Hablamos de una logística de máxima urgencia. Desde que el agricultor corta el tallo al amanecer hasta que tú lo ves bajo los focos de la tienda, pasan menos de 24 horas en muchos casos. Ese es el verdadero lujo silencioso de la sección de frescos de tu barrio.
Nota para ahorradores: El espárrago de temporada nacional no solo tiene más fibra y vitaminas, sino que al reducirse los costes de transporte, el precio suele estabilizarse frente a las importaciones de fuera de temporada.
Por qué el mes de junio es tu fecha límite
Pero cuidado, porque este idilio tiene fecha de caducidad. En cuanto el calor de junio apriete de forma definitiva, la producción nacional empezará a flaquear. Es la ley de la naturaleza. A partir de ese momento, el origen nacional dejará paso a otros mercados internacionales para cubrir la demanda.
Si te gusta disfrutar de esa textura crujiente y ese sabor ligeramente amargo que solo da la tierra española, el momento de hacer acopio es ahora. (Nosotras ya hemos llenado el cajón de las verduras, no digas que no te avisamos).
No es una compra cualquiera. Al elegir el sello de España en la etiqueta, estás inyectando dinero directamente en las cooperativas de nuestros pueblos. Es un gesto pequeño con un impacto gigante en el bolsillo de miles de familias agricultoras que dependen de estos meses de campaña intensiva.
El truco para identificar el mejor fardo
¿Cómo saber cuál elegir entre tantos manojos? La ingeniería de la atención también llega a la cocina. Busca siempre los tallos que tengan las puntas cerradas y compactas. Si ves que empiezan a florecer o están abiertas, es que ya han pasado su punto óptimo de juventud.
Otro indicador infalible es el chasquido. Si al doblar ligeramente la base del espárrago notas que ofrece resistencia y rompe de forma limpia, estás ante una pieza de calidad superior. Si se dobla como si fuera goma, mejor déjalo en el estante y sigue buscando.

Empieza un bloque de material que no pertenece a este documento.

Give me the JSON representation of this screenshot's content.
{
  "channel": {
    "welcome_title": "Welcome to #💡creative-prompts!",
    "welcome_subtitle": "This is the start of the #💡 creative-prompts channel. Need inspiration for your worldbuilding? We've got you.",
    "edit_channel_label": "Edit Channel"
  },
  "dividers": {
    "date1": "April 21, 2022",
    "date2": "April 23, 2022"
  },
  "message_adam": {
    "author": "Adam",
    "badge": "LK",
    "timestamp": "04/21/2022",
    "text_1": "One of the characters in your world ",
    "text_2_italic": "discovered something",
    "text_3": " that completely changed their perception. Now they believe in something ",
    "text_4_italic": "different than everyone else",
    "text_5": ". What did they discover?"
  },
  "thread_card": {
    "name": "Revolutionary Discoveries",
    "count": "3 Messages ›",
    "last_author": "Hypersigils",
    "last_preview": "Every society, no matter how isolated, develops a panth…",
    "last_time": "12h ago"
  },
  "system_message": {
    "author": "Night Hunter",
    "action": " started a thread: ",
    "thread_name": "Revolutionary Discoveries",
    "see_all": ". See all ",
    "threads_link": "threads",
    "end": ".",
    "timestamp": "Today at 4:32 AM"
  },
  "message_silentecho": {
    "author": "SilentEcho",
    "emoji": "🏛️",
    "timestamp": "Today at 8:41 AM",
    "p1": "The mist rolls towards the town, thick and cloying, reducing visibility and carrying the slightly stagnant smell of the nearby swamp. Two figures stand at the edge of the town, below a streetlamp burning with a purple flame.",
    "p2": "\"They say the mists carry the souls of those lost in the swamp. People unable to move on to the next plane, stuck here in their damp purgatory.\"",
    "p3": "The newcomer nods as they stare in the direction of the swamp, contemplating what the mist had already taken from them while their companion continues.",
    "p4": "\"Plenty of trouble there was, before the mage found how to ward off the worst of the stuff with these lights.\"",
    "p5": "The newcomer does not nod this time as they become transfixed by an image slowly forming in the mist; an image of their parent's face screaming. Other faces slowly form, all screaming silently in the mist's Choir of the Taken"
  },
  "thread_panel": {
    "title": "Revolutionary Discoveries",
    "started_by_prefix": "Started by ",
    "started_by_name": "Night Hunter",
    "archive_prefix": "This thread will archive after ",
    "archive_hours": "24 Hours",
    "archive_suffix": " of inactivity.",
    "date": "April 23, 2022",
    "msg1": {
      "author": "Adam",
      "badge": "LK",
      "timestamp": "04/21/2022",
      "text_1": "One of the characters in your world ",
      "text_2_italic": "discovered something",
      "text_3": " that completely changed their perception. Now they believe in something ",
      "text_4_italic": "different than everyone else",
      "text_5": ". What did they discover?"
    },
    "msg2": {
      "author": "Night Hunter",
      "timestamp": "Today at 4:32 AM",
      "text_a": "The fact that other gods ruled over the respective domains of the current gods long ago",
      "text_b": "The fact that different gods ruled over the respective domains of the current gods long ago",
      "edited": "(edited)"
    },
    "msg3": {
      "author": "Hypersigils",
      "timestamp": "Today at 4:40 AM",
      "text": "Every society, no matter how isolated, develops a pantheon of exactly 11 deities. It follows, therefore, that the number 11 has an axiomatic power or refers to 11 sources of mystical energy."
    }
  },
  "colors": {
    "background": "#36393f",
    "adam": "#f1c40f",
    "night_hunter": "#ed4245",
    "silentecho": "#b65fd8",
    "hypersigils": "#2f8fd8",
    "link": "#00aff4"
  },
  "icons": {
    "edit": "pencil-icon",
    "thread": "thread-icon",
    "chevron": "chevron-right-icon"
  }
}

Recuerda que los espárragos son una joya nutricional diurética y casi sin calorías. Son el aliado perfecto para las cenas rápidas después del gimnasio o para esa barbacoa del domingo que quieres que sea un poco más saludable.
El truco de Gema: Para que te duren el doble, guárdalos en la nevera en vertical, con las bases sumergidas en un centímetro de agua, como si fueran un ramo de flores. ¡Agradecerás este consejo!
La próxima vez que pases por Mercadona, no te limites a coger el primer manojo que veas. Gira la etiqueta, busca el origen nacional y siente el orgullo de comprar calidad de aquí. Es una decisión inteligente, sana y socialmente responsable.
¿Has revisado ya la etiqueta de los que tienes en la cocina? Corre, que el tiempo vuela y en junio se acaba lo bueno.